How do you build and hold your focus?

It begins by starting

The beginning of any new project is daunting, there is no question. The blank page staring at you, waiting to be pierced into being-ness by a stroke of your words (or lines, paint or image, depending on your medium). The great passage from idea into action, risking it all to make manifest what would otherwise remain an impulse, an idea.

Why is it so difficult? It has been my experience that when something is simply a spark in your brain, it feels pure, protected. You can control every edge of it, ensure it’s remains untainted and even predict its undeniable success, as long as it doesn’t touch ground.

So what happens when it touches the ground?

Usually it becomes less perfect. Like when blood meets the oxygen of the outside world, it changes colour. It doesn’t match the original image or the feeling, it takes on a life of its own often with unforeseen challenges and questions. For some, they react by abandoning it, interpreting the lack of control as a fault of their ‘talents’, which have failed them due to an inability to render the original intention.  For others, they will forget the original impulse and let the creation run amock, not offering it the proper guidance as it meets the eyes and ears of the world and moulds to their pre-set ways.
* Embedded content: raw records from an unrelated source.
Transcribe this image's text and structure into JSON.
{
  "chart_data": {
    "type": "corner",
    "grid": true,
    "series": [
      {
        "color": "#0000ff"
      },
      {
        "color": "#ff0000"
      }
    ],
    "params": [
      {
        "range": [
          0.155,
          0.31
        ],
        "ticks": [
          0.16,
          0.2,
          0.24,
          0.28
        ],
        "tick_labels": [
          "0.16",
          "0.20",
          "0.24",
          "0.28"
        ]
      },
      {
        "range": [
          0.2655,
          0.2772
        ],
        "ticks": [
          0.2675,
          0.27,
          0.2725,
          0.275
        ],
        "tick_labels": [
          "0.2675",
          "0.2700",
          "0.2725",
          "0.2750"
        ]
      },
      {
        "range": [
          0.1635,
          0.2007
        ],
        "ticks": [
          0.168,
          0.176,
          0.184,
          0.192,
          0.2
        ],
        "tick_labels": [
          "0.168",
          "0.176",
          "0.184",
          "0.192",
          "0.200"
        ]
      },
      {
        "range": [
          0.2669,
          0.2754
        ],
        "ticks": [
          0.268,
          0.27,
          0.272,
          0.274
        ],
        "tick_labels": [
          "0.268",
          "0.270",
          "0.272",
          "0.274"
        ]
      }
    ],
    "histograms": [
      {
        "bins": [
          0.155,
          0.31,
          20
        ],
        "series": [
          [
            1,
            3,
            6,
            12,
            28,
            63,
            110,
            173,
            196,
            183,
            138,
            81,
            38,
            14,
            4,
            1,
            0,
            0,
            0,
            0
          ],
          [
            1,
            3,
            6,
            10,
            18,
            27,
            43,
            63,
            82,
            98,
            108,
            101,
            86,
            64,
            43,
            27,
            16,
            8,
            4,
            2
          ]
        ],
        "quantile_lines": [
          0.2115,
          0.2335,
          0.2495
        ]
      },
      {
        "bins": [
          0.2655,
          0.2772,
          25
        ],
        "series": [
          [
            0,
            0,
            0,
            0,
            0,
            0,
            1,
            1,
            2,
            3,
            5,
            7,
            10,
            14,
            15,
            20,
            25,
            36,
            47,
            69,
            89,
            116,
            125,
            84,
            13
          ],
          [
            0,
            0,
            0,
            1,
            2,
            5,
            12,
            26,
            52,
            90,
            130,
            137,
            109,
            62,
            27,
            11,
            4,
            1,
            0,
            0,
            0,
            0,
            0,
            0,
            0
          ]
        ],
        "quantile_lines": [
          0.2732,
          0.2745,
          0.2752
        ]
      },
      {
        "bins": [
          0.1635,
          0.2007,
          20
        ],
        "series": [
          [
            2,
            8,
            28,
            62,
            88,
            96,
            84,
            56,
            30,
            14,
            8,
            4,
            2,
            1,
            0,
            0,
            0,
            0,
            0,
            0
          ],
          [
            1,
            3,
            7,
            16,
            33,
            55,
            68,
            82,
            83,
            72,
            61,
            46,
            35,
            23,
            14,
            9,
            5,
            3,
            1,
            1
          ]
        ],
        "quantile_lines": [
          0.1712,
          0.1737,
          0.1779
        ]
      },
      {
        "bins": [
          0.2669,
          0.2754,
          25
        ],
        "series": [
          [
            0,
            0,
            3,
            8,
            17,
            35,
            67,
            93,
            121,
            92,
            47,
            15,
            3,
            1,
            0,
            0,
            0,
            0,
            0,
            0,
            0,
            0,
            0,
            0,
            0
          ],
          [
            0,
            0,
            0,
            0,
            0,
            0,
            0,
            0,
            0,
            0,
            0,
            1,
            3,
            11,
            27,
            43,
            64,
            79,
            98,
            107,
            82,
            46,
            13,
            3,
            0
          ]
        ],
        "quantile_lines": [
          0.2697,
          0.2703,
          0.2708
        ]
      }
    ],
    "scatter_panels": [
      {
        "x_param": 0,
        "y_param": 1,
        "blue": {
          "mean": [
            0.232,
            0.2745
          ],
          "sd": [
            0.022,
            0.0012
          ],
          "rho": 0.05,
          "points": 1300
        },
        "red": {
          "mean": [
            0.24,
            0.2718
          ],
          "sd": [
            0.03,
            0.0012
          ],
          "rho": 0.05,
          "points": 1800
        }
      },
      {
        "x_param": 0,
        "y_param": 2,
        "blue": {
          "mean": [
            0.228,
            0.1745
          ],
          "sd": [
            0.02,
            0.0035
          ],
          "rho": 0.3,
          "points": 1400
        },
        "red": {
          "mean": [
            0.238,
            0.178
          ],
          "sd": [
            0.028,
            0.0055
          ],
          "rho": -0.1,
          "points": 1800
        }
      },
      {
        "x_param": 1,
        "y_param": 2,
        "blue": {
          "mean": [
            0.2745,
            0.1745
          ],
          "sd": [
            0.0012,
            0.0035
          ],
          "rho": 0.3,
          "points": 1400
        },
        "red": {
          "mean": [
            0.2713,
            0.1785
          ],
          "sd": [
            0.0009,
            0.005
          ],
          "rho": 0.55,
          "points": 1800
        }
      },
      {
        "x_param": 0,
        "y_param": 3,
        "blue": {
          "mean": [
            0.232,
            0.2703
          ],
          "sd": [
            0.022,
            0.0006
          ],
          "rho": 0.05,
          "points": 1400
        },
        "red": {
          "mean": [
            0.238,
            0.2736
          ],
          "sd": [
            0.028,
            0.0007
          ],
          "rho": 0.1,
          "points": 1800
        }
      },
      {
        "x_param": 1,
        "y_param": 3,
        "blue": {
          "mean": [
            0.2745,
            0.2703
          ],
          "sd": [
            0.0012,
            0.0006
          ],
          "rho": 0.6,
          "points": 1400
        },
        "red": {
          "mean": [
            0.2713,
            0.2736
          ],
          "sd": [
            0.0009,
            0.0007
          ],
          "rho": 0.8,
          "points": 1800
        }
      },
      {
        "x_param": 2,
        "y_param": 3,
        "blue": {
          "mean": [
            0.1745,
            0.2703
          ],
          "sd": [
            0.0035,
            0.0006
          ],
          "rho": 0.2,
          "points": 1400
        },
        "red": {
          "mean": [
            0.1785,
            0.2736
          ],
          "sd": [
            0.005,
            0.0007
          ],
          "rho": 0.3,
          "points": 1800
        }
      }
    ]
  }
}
Either way, the Voice can be lost. When I say the Voice, I mean the essence of the original impulse.

Thus I introduce this blog.

Use the Voice is about coming out of hiding and being our authentic selves as creators. After years as a practicing filmmaker, artist and spiritual teacher, I’ve learned a lot of what it takes to build a consistent, empowered creative practice. I also still feel like I am restarting everyday, re-commiting and confirming that the artistic path is valid, worth it and essential. Both sides of the coin have created a passion for the process, leading me to seek new insights and tools around every corner from fellow adventurers. Now, more then ever, with the world in the tenuous point that it sits, I feel a pressing in of this truth:

It is our time as creators.

I believe the world needs us and we need each other. By practicing my own feat of being seen by showing up everyday on this blog, I hope to inspire and learn with you how to get even better.